“Vous voyagez seule?” an elderly French woman asked me at the bus stop to Èze. When I answered, “Oui,” she gasped, shaking her head, and exclaimed, “Vous êtes courageuse.”
She is one of many people who told me I was brave for traveling alone and they could never do it, sentiments by which I am continuously puzzled because I see nothing to fear and everything to discover. In fact, for the time being, I only want to travel alone.
Here are some of the questions people asked me when I told them I was going solo:
1. But aren’t you afraid being taken?
No, not even a little. While being taken, drugged, and sold into prostitution is a possibility, it is mostly just the plot of fantastic Liam Neeson film.
2. But how will you feel safe? You could be robbed.
Not once did I feel unsafe in Europe. People mostly keep to themselves, and those who do approach you are probably just trying to sell you a selfie stick. Say, “Non, merci,” and keep walking. I think traveling alone is even safer than with someone else because you can become just another person living in that city, especially if you don’t dress like a tourist. Not only are you not loudly speaking in your native language, you also are not distracted by someone else.
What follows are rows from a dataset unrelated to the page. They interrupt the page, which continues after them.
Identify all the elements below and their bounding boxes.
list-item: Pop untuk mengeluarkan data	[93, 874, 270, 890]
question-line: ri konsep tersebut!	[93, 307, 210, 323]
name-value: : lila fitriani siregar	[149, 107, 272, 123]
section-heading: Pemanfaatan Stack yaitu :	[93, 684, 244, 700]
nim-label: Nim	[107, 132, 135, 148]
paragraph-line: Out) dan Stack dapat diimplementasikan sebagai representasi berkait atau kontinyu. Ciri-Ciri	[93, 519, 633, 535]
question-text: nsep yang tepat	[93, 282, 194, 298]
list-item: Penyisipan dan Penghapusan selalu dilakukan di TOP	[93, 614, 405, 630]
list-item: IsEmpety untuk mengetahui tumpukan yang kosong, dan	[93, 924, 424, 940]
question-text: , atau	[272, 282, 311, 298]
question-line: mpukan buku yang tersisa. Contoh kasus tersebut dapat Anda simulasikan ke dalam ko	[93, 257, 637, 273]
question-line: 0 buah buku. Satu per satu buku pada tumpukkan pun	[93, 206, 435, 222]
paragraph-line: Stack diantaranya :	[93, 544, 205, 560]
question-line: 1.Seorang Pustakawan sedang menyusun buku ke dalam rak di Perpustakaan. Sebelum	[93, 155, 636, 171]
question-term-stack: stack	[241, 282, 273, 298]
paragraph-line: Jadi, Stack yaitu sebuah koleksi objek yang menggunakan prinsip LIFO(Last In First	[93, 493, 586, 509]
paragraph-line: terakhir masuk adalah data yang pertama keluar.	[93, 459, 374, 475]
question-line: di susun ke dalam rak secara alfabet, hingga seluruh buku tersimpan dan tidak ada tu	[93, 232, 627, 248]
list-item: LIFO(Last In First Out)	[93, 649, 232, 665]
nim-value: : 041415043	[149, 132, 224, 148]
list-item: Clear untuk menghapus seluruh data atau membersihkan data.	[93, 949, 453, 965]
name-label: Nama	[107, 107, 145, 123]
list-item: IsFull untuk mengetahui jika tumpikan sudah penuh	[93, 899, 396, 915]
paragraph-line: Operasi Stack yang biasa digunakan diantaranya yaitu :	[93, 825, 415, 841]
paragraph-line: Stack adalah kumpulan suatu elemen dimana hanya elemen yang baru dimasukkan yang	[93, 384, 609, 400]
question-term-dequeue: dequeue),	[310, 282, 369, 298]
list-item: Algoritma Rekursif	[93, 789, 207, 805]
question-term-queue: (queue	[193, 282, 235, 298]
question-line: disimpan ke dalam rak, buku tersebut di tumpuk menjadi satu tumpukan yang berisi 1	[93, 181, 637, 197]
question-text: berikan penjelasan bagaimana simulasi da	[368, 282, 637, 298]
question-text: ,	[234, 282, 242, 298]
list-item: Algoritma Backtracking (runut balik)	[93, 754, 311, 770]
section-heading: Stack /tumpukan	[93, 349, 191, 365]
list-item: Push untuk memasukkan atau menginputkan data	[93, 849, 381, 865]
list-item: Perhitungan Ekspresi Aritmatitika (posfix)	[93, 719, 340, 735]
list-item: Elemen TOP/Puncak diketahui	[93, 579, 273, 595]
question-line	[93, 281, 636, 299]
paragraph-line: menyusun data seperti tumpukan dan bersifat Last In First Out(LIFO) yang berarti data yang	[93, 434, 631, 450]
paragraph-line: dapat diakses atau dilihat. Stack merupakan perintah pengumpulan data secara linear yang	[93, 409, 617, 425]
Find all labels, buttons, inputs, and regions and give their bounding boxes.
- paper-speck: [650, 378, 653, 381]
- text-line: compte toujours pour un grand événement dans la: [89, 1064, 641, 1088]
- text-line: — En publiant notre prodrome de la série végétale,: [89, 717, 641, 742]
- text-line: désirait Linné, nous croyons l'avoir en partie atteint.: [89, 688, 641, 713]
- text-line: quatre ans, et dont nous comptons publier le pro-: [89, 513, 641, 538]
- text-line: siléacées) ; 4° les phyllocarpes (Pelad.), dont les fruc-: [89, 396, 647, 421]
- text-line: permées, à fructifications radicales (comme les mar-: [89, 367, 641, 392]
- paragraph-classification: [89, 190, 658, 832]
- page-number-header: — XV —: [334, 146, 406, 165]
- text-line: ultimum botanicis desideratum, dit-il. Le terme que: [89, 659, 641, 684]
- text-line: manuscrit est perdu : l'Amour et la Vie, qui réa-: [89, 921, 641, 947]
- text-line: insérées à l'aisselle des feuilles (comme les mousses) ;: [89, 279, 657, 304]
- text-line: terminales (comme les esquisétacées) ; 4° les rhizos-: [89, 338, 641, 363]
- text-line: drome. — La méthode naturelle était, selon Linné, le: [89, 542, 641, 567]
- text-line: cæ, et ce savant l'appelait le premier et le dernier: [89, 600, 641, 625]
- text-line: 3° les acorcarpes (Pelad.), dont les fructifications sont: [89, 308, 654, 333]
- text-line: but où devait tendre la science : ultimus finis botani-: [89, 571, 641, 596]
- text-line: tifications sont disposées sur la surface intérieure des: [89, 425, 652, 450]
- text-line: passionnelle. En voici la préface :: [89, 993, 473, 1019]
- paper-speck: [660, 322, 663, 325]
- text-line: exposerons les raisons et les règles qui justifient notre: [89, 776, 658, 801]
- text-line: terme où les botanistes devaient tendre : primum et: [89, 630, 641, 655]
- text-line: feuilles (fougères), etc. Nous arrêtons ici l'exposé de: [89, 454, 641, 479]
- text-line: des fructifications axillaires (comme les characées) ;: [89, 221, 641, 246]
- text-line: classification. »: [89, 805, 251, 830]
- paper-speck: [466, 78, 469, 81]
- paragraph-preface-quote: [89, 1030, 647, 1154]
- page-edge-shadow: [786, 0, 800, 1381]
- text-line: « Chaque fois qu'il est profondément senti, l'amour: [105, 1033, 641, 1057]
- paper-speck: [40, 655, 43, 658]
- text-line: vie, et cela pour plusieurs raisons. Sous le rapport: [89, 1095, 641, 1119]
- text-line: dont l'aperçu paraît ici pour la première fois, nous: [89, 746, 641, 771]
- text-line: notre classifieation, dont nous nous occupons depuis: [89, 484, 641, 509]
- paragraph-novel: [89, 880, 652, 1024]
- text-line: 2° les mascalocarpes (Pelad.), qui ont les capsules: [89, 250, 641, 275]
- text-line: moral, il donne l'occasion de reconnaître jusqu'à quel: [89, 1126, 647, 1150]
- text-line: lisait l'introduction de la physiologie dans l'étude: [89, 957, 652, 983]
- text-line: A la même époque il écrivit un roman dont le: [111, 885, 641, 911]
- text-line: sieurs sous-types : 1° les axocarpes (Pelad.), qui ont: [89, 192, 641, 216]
3. But won’t you be lonely?
Even though I was traveling by myself, I was rarely alone. All it took on my part was asking simple questions, and every day I met new people from around the globe, all connected by travel and all open to sharing a slice of their life. Thankfully, it is easy to find an English speaker almost anywhere you go; however, some of my dearest interactions were when I was forced to speak solely in French.
I explored Èze with a South African couple, discussed foreign affairs with two Israeli girls by the Arc de Triomphe, got wonderfully lost with an American expat in le Marais, danced on picnic tables to the Backstreet Boys with an Australian, ate too much gelato with Canadians, and had the perfect Parisian evening with a Colombian photographer—to name a few.
Another fantastic way to meet people is to stay in hostels because you not only automatically have something in common with dozens of people but also because those people are usually as eager to meet new people as you are.
4. But won’t it be weird eating alone?
Why is eating alone weird? If the idea of eating alone makes you uncomfortable, do it before you leave a few times to get used to it. I promise, nothing bad will happen, and no one is judging you but yourself. To keep myself occupied, I always carried a book and a journal.
Many times I didn’t eat alone, though, because I would meet people at the café or restaurant and start talking to them. Go to a restaurant with a bar to sit at because that is where a many couples and solo people dine. When I did that, I always met people with whom I could talk throughout the meal. Another option is to go to a very small establishment where you can make friends with the staff. Bonus: go somewhere multiple times. People will already know you, so you can build relationships instead of always starting from scratch.
5. But what if you get lost?
I hope that I do! Whenever I would go someplace new, I would walk around the city without a plan and without knowing precisely where I was. If at a glance I saw a beautiful street or an interesting monument, I went to it. While this prevented me from ever sticking to an itinerary, it allowed me to discover sites, shops, and streets I would have never seen otherwise. By doing this I observed how a city and its inhabitants live and breathe, not just how guidebooks present them. Even getting truly lost isn’t scary; in fact, relying on yourself to solve a problem is exhilarating and empowering.
Beyond the joys of discovery and new relationships, solo travel provides a perfect adventure for independent people who like to be in control of their own experience. If that sounds like you, just go for it!